From: Chris Bizer <chris@bizer.de>
Date: Fri, 17 Jun 2011 13:51:47 +0200
To: "'Giovanni Tummarello'" <giovanni.tummarello@deri.org>
Cc: "'Semantic Web'" <semantic-web@w3.org>, "'public-lod'" <public-lod@w3.org>, <semanticweb@yahoogroups.com>
Message-ID: <00bf01cc2ce4$ef950c30$cebf2490$@bizer.de>

Hi Giovanni,

 

yes, it’s great that you and your team have provided the Sindice crawl as a
dump for TREC2011.

 

Now, the community has two large-scale datasets for experimentation. 

 

Your dataset that covers various types of structured data on the Web (RDFa,
WebAPIs, microformats …)  as well as the new Billion Triple Dataset that
focuses on data that is published according to the Linked Data principles. 

 

Our dataset is relatively current (May/June 2011) and we also still provide
the 2010 and 2009 versions of the dataset for download so that people can
analyze the evolution of the Web of Linked Data.

 

Your dataset covers the whole time span (2009-2011).
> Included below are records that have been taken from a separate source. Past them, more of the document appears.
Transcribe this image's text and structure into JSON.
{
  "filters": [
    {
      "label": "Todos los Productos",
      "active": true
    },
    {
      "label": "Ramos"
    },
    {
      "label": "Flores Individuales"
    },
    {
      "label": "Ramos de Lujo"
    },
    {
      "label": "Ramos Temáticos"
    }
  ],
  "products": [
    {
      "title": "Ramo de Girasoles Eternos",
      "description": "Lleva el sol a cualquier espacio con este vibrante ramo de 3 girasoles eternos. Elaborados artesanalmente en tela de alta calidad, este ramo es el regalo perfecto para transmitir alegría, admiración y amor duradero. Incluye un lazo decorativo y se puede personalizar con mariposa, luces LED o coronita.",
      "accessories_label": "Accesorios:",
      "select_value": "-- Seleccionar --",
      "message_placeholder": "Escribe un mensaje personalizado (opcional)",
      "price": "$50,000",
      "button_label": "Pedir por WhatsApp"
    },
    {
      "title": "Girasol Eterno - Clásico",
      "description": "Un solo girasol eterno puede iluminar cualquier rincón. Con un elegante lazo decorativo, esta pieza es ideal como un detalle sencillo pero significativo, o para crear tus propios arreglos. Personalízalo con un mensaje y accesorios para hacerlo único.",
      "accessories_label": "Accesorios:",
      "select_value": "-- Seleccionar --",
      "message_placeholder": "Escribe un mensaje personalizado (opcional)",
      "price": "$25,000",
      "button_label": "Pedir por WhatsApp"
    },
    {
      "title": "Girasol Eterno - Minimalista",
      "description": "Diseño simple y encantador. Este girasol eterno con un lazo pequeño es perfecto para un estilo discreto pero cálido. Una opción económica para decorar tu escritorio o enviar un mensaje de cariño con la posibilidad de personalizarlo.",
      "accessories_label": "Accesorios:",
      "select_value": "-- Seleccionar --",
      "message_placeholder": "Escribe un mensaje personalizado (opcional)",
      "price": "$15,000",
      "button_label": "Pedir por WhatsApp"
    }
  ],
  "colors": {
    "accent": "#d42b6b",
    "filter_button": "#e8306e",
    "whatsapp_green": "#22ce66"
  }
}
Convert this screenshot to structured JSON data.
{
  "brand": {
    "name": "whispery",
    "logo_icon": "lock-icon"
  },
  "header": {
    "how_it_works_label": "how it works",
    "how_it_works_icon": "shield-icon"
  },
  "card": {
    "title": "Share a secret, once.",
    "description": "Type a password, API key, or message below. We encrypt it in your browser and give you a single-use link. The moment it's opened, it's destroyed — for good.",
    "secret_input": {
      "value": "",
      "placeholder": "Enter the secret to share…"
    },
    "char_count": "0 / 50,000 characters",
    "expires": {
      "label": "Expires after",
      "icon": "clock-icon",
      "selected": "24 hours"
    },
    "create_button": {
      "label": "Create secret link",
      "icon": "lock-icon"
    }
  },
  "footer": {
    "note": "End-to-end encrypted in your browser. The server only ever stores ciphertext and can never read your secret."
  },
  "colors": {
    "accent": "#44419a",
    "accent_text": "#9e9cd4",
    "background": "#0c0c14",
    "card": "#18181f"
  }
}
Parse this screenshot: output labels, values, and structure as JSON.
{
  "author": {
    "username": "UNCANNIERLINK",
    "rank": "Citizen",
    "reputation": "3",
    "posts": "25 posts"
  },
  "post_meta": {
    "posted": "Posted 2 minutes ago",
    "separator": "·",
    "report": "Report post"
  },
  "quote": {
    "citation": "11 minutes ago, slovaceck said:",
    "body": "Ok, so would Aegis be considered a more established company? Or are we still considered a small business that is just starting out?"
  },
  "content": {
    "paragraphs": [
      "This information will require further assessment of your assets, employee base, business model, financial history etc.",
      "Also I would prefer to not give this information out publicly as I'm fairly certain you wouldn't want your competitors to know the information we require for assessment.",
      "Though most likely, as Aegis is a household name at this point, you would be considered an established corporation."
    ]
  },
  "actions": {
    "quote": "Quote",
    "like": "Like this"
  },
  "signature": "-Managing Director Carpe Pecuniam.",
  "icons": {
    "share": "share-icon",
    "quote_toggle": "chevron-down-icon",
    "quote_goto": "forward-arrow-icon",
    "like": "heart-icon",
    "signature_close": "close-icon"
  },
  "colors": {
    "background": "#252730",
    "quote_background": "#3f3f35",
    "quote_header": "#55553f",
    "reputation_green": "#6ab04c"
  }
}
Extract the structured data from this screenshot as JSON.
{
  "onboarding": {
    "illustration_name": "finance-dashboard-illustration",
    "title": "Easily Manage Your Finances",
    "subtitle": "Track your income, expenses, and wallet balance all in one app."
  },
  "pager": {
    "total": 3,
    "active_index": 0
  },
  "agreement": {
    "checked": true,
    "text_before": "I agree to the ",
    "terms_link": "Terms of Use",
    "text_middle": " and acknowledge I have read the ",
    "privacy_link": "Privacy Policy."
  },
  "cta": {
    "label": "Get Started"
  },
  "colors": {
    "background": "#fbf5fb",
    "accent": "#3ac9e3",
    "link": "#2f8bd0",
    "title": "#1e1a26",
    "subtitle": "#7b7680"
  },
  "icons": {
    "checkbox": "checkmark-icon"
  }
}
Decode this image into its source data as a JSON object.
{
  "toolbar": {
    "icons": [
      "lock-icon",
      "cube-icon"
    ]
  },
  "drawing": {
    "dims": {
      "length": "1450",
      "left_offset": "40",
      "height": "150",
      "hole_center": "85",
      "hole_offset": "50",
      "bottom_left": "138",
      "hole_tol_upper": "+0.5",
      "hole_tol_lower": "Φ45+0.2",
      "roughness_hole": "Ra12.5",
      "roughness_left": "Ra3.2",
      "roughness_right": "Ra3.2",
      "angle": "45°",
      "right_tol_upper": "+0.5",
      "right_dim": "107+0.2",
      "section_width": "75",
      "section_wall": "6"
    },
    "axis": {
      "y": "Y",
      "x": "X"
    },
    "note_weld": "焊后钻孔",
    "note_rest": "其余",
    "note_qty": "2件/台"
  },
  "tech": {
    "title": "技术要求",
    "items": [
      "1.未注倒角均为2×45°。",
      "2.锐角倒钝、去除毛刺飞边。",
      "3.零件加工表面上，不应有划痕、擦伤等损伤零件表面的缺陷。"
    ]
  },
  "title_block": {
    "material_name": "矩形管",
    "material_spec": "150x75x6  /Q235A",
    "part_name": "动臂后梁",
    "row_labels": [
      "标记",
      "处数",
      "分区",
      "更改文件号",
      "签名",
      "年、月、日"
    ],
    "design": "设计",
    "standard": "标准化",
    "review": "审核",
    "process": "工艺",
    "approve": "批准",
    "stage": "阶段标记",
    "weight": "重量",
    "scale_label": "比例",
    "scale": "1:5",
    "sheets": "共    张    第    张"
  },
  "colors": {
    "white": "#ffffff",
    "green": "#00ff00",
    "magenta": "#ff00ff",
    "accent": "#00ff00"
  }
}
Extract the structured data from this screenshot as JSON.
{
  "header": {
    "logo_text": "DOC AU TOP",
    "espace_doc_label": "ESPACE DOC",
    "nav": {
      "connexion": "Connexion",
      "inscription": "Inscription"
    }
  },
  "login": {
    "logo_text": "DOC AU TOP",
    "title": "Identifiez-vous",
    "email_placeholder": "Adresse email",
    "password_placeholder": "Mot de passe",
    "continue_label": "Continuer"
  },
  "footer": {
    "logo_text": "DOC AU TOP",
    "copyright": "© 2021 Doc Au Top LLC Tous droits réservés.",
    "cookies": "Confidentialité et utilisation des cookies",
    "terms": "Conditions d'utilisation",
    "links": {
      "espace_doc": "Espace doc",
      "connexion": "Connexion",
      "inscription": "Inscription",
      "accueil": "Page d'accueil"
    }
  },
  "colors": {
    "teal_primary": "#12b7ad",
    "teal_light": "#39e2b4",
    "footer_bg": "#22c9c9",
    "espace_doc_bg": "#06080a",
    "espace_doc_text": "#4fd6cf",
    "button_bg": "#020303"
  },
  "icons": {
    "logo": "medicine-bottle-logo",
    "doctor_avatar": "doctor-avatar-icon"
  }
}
Does the dataset
contain any meta-information about how old specific parts of the dataset are
so that people can also analyze the evolution? 

 

Let’s hope that Google, Yahoo or Micosoft will soon start providing an API
over the Schema.org data that they extract from webpages (or even provide
this data as a dump).

 

Then, the community would have three real-world datasets as a basis for
future research J

 

Cheers,

 

Chris

 

 

 

Von: g.tummarello@gmail.com [mailto:g.tummarello@gmail.com] Im Auftrag von
Giovanni Tummarello
Gesendet: Freitag, 17. Juni 2011 13:35
An: Chris Bizer
Cc: Semantic Web; public-lod; semanticweb@yahoogroups.com
Betreff: Re: Semantic Web Challenge 2011 CfP and Billion Triple Challenge
2011 Data Set published.

 

 

This year, the Billion Triple Challenge data set consists of 2 billion
triples. The dataset was crawled during May/June 2011 using a random sample
of URIs from the BTC 2010 dataset as seed URIs. Lots of thanks to Andreas
Harth for all his effort put into crawling the web to compile this dataset,
and to the Karlsruher Institut für Technologie which provided the necessary
hardware for this labour-intensive task.

 

 

 

On a related note, 

 

 while nothing can beat a custom job obviously,

 

i feel like reminding that those that don't have said mighty
time/money/resources that any amount of data that one wants  rom the
repositories in Sindice which we do make freely available for things like
this. (0 to 20++ billion triples, LOD or non LOD, microformats, RDFa, custom
filtered etc)

 

See the  TREC 2011 competition
http://data.sindice.com/trec2011/download.html (1TB+ of data!)  or the
recent W3C data anaysis which is leading to a new reccomendation
(http://www.w3.org/2010/02/rdfa/profile/data/)  etc.

 

trying to help. 

Congrats on the great job guys of course for the Semantic web challenge
which is a long standing great initiative!

Gio

Received on Friday, 17 June 2011 11:50:11 UTC